Safe Zones Won't Save Syrians

U.S. Service members stand by a Patriot missile battery in Gaziantep, Turkey. Wikimedia Commons/Department of Defense

Safe zones are the strategy of choice for outside powers that do not want to commit to resolving the underlying conflict.

At Tuesday’s vice presidential debate, Gov. Mike Pence argued for a “safe zone” in Syria, “so that vulnerable families with children can move out of” dangerous areas. But the idea, which seems like an obvious way to alleviate suffering and is also supported by Sen. Tim Kaine, is a practical nightmare with a long history of failure. Safe zones are no alternative to accepting refugees.

Safe zones are the strategy of choice for outside powers that do not want to commit to resolving the underlying conflict. But it doesn’t actually alleviate much responsibility. When a zone is attacked, the powers are forced to take sides in the conflict, which is exactly what the policy is supposed to allow them to avoid. And naturally, half-hearted interventions—taking on huge responsibility but being unwilling to discharge it—often turn out poorly.

A UN-designated safe zone was first used in Iraq in 1991. It helped the Kurdish forces in northern Iraq keep Saddam’s forces out of Iraqi Kurdistan following the Gulf War. Since then, this case has been trotted out each time policymakers want a limited intervention. But they have never replicated its success for obvious reasons.

The operation in northern Iraq worked because the Kurdish peshmerga were on the ground to hold the territory. In 1992, thinking that it was the pronouncement of a “safe zone” that had done the trick, the UN designated Shia areas in southern Iraq “safe.” But without the equivalent forces, the regime continued to attack the region and kill civilians.

Not learning from this failure, the UN duplicated its error in 1993. When NATO powers hesitated over intervening in Bosnia, the UN designated the city of Srebrenica as a safe zone for Muslim Bosniaks.

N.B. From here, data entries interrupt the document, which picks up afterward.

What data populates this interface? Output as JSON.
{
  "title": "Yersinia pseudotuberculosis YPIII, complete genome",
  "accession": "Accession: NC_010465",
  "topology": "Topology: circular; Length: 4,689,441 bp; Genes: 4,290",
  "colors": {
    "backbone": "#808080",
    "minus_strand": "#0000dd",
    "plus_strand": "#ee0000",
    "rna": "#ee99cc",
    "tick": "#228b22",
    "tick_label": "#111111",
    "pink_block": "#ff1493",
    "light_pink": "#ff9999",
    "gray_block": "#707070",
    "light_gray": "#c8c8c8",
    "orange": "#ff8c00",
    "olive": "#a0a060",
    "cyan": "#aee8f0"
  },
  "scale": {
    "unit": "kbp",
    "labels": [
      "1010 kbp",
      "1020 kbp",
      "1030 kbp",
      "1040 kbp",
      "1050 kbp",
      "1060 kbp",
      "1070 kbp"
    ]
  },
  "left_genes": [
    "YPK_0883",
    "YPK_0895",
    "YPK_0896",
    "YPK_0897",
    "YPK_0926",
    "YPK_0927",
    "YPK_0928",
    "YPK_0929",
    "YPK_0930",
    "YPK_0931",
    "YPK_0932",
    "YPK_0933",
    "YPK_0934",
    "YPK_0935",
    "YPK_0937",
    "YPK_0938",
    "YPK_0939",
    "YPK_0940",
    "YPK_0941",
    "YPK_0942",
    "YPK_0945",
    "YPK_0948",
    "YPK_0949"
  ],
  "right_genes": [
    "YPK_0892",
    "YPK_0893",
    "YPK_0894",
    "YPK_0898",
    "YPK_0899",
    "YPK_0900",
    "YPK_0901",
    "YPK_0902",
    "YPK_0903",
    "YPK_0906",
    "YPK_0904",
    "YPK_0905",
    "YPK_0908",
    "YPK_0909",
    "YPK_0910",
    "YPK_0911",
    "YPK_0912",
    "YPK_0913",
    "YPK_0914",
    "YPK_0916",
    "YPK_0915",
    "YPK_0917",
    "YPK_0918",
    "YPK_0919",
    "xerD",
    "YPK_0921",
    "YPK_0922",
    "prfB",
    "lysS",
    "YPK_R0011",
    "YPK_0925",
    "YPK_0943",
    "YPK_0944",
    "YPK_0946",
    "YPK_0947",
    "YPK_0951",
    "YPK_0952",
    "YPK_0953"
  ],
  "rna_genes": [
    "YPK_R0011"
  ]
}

It attracted refugees and resisters, but when the Serbs besieged the city, there was no one there to backup the promise of protection, and in the ethnic cleansing that followed, some eight thousand unarmed Muslim men and boys were massacred.

France tried to create humanitarian zones in Rwanda in 1995 to prevent further genocide, but despite the zones covering roughly one-fifth of the country, Hutus continued to murder Tutsis in the area. The new government could not invade the zones to stop the attacks, and there were too few French troops to do so. Perpetrators of genocide used the areas for protection. As soon as the French withdrew, the Rwandan army invaded the camps, setting off more violence and sending refugees fleeing into Zaire.

As recently as 2009, the UN was attempting to enforce a safe zone in Sri Lanka, and the government continued to bomb the area.

A safe zone in Syria would make even less sense than in these cases, which is why the UN High Commissioner for Refugees has rejected it. Refugees can already escape to Syria’s neighbors—Turkey, Lebanon and Jordan, which together host more than four million refugees. It’s hard to see the strategic reason to extend the safe zone in Turkey a few miles south into Syria just so that the camps could be within the borders of Syria.

Housing refugees in Syria would also not prevent the crisis from spilling over into Europe. What the UN has called “appalling living conditions” in the camps has set off the waves of refugees into cities in Turkey, Lebanon and Jordan. Unable to find work both due to legal prohibitions and economic conditions, hundreds of thousands of starving Syrians have chosen to risk death at sea floating on rafts to Greece rather than stay put. Moving the camps into Syria would not change these dynamics.

The United States would love to provide safety in Syria right now. But doing so is not a simple matter of drawing lines on a map and calling it “safe.” Someone needs to be on the ground to stop the violence. The repeated failures of cease-fire agreements between Syria’s government and the rebels—which don’t even include ISIS—demonstrate the futility of hoping that statements can create their own reality.

U.S. troops could intervene to provide a safe haven, but the State Department estimates this policy would require thirty thousand troops, which raises the specter of many U.S. casualties if the zone were attacked. The Obama administration rejected the policy as having too much risk with too little upside.